Сегодня переснимали сцену в замочной мастерской. Плохая сцена. Смотрели материал (драка, похороны и встреча с Маркушевым).
Салтыков говорит, что хорошо. Посмотреть бы самому. Но сейчас уже никакого значения это не имеет. Все сыграно. Плохо ли, хорошо ли, но основное и главное в роли сыграно, и уже ничего не изменишь. Оставшиеся метры могут что-то еще добавить, и всё.
Сегодня фактически последний съемочный день в этой картине. Почти год (без восьми дней) мы снимали. За этот год бывало всякое, но в основном материал хороший. Это, во-первых, потому, что сценарий отличный, а во-вторых, несмотря ни на что, мы работаем хоть и без подготовки, но очень интенсивно. Вот сейчас наступает ответственнейший момент — монтаж. Сделать картину не только правдивой по существу (это уже есть в материале), но и энергичной, действенной по форме. Тут уж мы, актеры, полностью в руках режиссера, его ножниц, его вкуса.
Озвучивание заканчиваем. Каждый день по шесть-семь часов у пульта. Но когда я озвучил весь материал, понял, что чуда не произошло. Я не поднялся выше крепкого среднего уровня.
Все на месте, все крепко, но открытия характера не произошло. Я Егора, наверное, не сыграл до самого дна».
Таковы некоторые страницы того давнего дневника, следы моих мучений и размышлений… Сегодня они кажутся мне однообразными, даже унылыми. Но меня поймут лучше всех моих товарищи — актеры: когда материал труден, жизнен и страшно ответствен для тебя, пока не сделаешь работы, точит одна и та же мысль — как сыграть? как, где найти ключ к роли, к правде человека вот этого самого? И ты не уверен до самого конца, до премьеры: получится ли? То кажется — вот — нашел! То в следующий момент просмотра вновь отчаяние: нет, не то, не так… Наверное, поэтому актеры так суеверны, особенно перед премьерой…
А с нашим «Председателем» перед его премьерой, кажется, оправдались все плохие предчувствия и все суеверия…
…Надо сделать маленькое усилие и вспомнить, что до «Председателя» о колхозах в кино рассказывали так, как это делали «Кубанские казаки», «Кавалер Золотой звезды»: этакая роскошная, сытая жизнь, и столы ломятся от яств. А тут, у нас, — что такое?! Разруха, неустроенность, бедность такая… Коров на пастбище выгнать не могут, ибо те просто уже не стоят на ногах от голода, их подымают на вожжах… У нас в картине потрясают бедность, уныние на пределе. У нас пахнет навозом, потом, кровью… Конечно, вызов, дерзость… Ни до, ни после — и очень долгое время! — подобного на экранах не было.

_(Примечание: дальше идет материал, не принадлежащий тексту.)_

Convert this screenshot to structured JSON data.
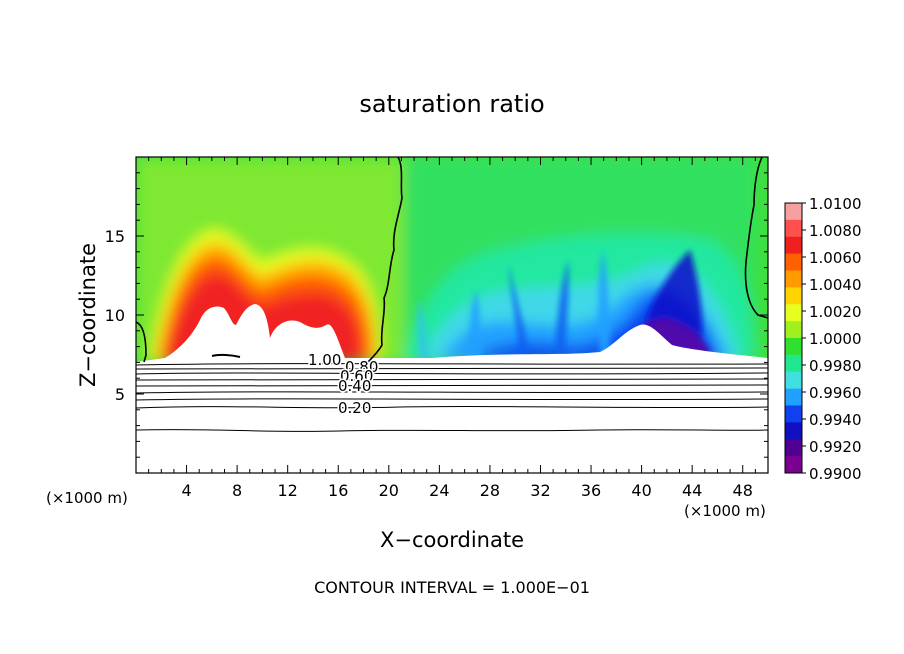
{
  "chart_data": {
    "type": "heatmap",
    "title": "saturation ratio",
    "xlabel": "X−coordinate",
    "ylabel": "Z−coordinate",
    "x_unit_left": "(×1000 m)",
    "x_unit_right": "(×1000 m)",
    "footer": "CONTOUR INTERVAL = 1.000E−01",
    "xlim": [
      0,
      50
    ],
    "ylim": [
      0,
      20
    ],
    "x_ticks": [
      "4",
      "8",
      "12",
      "16",
      "20",
      "24",
      "28",
      "32",
      "36",
      "40",
      "44",
      "48"
    ],
    "x_tick_values": [
      4,
      8,
      12,
      16,
      20,
      24,
      28,
      32,
      36,
      40,
      44,
      48
    ],
    "y_ticks": [
      "5",
      "10",
      "15"
    ],
    "y_tick_values": [
      5,
      10,
      15
    ],
    "colorbar": {
      "labels": [
        "1.0100",
        "1.0080",
        "1.0060",
        "1.0040",
        "1.0020",
        "1.0000",
        "0.9980",
        "0.9960",
        "0.9940",
        "0.9920",
        "0.9900"
      ],
      "values": [
        1.01,
        1.008,
        1.006,
        1.004,
        1.002,
        1.0,
        0.998,
        0.996,
        0.994,
        0.992,
        0.99
      ],
      "colors": [
        "#f7a0a0",
        "#ff5050",
        "#f02020",
        "#ff6000",
        "#ff9a00",
        "#ffd400",
        "#e6ff20",
        "#a0f020",
        "#30e030",
        "#20e890",
        "#40e0e0",
        "#20a0ff",
        "#1040f0",
        "#1010c0",
        "#500090",
        "#7a0090"
      ]
    },
    "contour_labels": [
      "1.00",
      "0.80",
      "0.60",
      "0.40",
      "0.20"
    ],
    "contour_levels": [
      1.0,
      0.8,
      0.6,
      0.4,
      0.2
    ]
  }
}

И сначала наш готовый фильм заботливо приглаживали в Госкино, особенно вторую его серию. Что ж делать, шли на купюры… Но и после подчистки не давали нам «добро», а потребовали показать фильм самому Хрущеву. И наш режиссер, Салтыков, собирался везти картину в Сочи, где отдыхал тогда Хрущев. Но Хрущева самого пригласили в Москву на Политбюро… И там его как Генсека не стало… Оказались мы с фильмом как у разбитого корыта. Никто не говорит ни «да», ни «нет». Хорошо, прокатчики оказались людьми мудрыми: они понимали, что фильм пойдет, даст хорошие сборы. Они его и пустили на свой страх и риск, осмелев от недавних оттепельных ветерков.
И наконец 29 декабря 1964 года я иду на премьеру… Пришел. А мне говорят: «Знаете, фильм запретили». И даже ссылаются на какое-то правительственное постановление. Но кто-то из самых «верхних» людей, будто бы даже Косыгин, сказал: «Да ладно, пусть уж идет картина. Не стоит начинать новое царствование с запрета фильма». И «Председатель» вырвался. Дверь захлопывалась, а мы — р-раз — и успели проскочить. Обдав нас холодом, дверь захлопнулась… Надолго.
О фильме и писали, и говорили. Одни — что фильм — очернительство нашей советской колхозной действительности. Другие — и того хлеще: это, мол, чуть ли не политическая диверсия против линии партии. Так высказался некий Скаба, секретарь тогдашнего ЦК компартии Украины… Но зато фильм смотрели… Как смотрели! И как много добрых, сердечных слов услышал я от зрителей, получил от них писем. Правда, были среди писем и сердитые, повторяющие то, что писали в газетах: мол, однобоко и тенденциозно показана борьба с послевоенной разрухой… Что перехлест в изображении деревенских бед… Но даже и в этих сердитых письмах о Трубникове, председателе, писали будто о существующем живом человеке. Писали, что он их возмущает, что он жесток, что с ним рядом трудно жить, немыслимо… И это убеждало меня более всех рецензий, что все-таки, несмотря на все мои мучения и сомнения, образ Егора получился живым…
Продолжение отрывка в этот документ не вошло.